A truck pulls boxes up an incline plane. The truck can exert a maximum force of 2,400 N. If the plane's incline is (2 pi )/3 and the coefficient of friction is 5/3 , what is the maximum mass that can be pulled up at one time?

1 Answer
May 10, 2018

The truck will be able to pull up to 144 kg.

Explanation:

This calculation is neglecting any friction or gravity acting on the truck, so it's net force is 2400 N up the slope. Also, I'll take theta as pi/3 or 60˚. This is because (2pi)/3 is 120˚ and takes you beyond a vertical slope and back around to 60˚.

The parallel component of the gravitational force on the box is given by

F_(g|\|)=mgsin(theta)

This is the force that gravity exerts on the box down the slope.

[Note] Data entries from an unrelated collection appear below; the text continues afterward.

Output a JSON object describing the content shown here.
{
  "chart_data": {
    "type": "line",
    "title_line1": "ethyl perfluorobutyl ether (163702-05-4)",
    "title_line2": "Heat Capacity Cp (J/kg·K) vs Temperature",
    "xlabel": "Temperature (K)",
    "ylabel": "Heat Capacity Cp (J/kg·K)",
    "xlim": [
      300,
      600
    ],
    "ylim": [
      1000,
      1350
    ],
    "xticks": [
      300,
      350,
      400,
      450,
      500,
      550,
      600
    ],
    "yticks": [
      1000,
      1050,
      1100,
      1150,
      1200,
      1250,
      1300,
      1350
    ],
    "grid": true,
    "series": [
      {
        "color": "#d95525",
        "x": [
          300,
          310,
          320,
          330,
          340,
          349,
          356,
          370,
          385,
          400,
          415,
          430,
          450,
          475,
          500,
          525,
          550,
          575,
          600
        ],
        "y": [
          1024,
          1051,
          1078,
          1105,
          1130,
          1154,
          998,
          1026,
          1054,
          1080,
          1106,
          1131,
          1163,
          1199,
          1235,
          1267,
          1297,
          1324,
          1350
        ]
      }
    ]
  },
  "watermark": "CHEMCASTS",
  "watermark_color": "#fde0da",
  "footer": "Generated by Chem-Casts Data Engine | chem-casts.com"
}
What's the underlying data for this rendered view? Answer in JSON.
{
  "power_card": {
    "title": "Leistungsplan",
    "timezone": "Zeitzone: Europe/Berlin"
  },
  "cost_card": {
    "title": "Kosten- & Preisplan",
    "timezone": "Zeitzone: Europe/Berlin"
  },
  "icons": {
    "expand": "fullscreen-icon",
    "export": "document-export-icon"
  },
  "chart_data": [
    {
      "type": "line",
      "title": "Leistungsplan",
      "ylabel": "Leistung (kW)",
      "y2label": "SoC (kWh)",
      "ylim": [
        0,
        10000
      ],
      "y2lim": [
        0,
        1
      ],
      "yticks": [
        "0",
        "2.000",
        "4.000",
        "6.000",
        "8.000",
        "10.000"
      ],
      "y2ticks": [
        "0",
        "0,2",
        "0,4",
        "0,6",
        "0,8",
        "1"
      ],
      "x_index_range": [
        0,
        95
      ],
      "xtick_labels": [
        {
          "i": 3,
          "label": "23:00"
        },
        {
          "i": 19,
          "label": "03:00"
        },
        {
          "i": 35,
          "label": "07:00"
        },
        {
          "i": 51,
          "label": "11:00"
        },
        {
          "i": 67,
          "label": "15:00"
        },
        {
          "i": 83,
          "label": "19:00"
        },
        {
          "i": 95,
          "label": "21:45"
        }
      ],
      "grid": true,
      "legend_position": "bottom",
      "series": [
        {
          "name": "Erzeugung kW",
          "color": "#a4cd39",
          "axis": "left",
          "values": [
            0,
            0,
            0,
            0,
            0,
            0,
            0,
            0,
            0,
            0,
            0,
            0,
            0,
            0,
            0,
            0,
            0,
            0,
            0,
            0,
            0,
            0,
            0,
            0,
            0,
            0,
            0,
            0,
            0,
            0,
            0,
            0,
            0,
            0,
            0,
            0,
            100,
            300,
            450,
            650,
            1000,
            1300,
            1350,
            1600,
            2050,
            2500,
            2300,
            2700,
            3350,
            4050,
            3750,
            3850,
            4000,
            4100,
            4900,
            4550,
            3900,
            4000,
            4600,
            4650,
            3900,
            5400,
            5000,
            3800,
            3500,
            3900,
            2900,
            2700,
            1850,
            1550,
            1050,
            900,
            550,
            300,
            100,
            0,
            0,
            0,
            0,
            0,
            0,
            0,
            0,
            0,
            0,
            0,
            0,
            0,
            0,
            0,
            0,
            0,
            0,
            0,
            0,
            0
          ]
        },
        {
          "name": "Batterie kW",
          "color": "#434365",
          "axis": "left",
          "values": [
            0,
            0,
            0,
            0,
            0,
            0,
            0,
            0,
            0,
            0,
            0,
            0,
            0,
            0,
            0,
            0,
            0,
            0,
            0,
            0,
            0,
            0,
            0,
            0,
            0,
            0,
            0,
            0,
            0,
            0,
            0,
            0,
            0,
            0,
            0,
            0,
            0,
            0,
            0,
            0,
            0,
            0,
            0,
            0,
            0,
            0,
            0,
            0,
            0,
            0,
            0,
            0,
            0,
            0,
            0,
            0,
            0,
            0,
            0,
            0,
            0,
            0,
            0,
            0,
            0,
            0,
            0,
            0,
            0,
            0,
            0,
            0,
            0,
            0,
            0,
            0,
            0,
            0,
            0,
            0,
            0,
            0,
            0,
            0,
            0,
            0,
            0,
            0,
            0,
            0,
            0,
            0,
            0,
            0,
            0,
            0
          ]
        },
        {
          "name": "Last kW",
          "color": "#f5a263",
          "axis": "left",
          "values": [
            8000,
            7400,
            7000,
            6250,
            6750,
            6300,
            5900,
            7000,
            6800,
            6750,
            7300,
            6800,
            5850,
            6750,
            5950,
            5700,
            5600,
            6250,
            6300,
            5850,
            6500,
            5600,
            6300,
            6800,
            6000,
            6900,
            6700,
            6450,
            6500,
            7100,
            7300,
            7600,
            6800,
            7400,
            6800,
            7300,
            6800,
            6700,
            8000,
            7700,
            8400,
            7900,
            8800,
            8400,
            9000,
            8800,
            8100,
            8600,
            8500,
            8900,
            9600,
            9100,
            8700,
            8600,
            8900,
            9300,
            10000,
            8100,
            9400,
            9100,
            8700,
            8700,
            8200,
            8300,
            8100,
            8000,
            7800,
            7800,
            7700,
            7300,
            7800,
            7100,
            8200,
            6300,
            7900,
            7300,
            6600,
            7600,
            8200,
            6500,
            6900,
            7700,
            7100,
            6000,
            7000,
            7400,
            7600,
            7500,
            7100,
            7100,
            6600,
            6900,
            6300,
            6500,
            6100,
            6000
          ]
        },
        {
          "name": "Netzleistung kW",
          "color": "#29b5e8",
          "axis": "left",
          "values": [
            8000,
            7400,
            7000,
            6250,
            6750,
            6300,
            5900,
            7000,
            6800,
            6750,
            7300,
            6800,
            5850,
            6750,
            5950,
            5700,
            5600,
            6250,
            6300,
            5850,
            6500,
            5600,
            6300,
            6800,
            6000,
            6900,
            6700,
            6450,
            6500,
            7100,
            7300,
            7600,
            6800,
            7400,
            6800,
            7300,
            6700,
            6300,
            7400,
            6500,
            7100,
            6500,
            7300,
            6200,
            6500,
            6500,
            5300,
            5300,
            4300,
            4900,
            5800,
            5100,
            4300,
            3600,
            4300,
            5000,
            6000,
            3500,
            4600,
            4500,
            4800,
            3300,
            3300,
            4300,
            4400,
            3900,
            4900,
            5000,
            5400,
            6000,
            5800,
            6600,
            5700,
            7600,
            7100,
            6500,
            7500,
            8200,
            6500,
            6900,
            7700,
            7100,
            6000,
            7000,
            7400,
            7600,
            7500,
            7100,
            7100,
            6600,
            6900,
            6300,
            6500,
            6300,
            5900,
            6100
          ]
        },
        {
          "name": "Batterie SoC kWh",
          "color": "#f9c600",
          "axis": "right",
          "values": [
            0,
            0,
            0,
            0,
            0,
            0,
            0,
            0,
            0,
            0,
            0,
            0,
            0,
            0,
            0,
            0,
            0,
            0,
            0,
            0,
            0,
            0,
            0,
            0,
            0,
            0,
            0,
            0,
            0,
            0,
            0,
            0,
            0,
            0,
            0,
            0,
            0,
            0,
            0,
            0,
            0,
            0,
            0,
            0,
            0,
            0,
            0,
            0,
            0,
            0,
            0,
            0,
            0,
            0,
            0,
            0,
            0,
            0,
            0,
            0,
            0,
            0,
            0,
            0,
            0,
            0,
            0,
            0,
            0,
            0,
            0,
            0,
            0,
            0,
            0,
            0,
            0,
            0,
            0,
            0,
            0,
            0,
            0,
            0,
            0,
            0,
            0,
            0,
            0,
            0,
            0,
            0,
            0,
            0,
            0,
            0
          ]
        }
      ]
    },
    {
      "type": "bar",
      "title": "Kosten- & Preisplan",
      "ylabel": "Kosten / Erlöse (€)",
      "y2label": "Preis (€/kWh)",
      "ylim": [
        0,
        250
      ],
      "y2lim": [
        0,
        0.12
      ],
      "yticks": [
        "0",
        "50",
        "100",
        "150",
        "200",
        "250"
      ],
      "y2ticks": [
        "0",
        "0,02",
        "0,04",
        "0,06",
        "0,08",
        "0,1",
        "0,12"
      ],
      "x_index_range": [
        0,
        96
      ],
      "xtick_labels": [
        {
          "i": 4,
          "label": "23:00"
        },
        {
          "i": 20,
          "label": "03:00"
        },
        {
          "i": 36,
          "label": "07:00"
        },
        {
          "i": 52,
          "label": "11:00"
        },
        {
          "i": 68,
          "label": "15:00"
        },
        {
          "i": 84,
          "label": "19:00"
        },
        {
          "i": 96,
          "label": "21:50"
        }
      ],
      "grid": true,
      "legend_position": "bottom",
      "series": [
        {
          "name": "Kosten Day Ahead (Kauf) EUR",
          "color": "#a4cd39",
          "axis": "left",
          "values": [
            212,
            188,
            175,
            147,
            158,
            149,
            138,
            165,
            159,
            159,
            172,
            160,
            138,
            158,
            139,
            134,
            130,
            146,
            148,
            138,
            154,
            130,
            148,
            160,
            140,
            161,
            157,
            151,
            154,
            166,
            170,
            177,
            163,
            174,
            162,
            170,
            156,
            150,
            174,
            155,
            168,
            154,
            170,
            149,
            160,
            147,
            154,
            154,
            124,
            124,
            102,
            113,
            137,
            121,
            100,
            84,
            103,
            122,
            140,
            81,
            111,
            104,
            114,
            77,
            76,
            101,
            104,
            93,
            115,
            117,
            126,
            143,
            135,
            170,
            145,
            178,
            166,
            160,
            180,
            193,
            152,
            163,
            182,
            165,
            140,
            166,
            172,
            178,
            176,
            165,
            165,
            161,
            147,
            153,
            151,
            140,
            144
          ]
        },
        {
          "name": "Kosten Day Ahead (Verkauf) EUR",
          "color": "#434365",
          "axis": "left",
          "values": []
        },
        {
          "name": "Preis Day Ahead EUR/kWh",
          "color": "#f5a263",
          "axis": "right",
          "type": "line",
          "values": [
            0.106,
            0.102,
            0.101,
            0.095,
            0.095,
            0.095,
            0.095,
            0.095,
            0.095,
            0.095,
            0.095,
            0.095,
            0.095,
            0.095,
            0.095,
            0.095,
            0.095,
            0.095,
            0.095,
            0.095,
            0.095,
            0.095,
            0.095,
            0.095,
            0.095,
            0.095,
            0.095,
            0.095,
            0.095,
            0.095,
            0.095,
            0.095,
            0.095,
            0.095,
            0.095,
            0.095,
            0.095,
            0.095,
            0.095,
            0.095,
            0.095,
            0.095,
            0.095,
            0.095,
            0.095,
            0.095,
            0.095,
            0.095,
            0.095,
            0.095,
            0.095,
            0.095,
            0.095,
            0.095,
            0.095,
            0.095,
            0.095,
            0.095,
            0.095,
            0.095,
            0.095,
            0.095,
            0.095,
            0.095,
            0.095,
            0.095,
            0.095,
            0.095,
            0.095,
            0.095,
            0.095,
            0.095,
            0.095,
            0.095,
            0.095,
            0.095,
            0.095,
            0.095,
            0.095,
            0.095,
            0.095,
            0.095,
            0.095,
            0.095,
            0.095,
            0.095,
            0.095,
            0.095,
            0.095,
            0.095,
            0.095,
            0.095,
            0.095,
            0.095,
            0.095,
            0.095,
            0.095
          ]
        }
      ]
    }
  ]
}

The normal force acting on the box is given by the perpendicular component of the gravitational force

N=mgcos(theta)

The frictional force is then given by

F_f=mu_sN=mu_smgcos(theta)

F_(g|\|) and F_f are the opposing forces so if we set the sum of these equal to 2400 N, that will allow us to solve for the maximum mass

F_(g|\|)+F_f=2400

rArrmgsin(theta)+mu_smgcos(theta)=2400

rArrm(gsin(theta)+mu_sgcos(theta))=2400

rArrm=2400/(gsin(theta)+mu_sgcos(theta))

m=2400/(8.487+8.167)=144" kg"

Where

g=9.80" m/s"

mu_s=5/3

theta=pi/3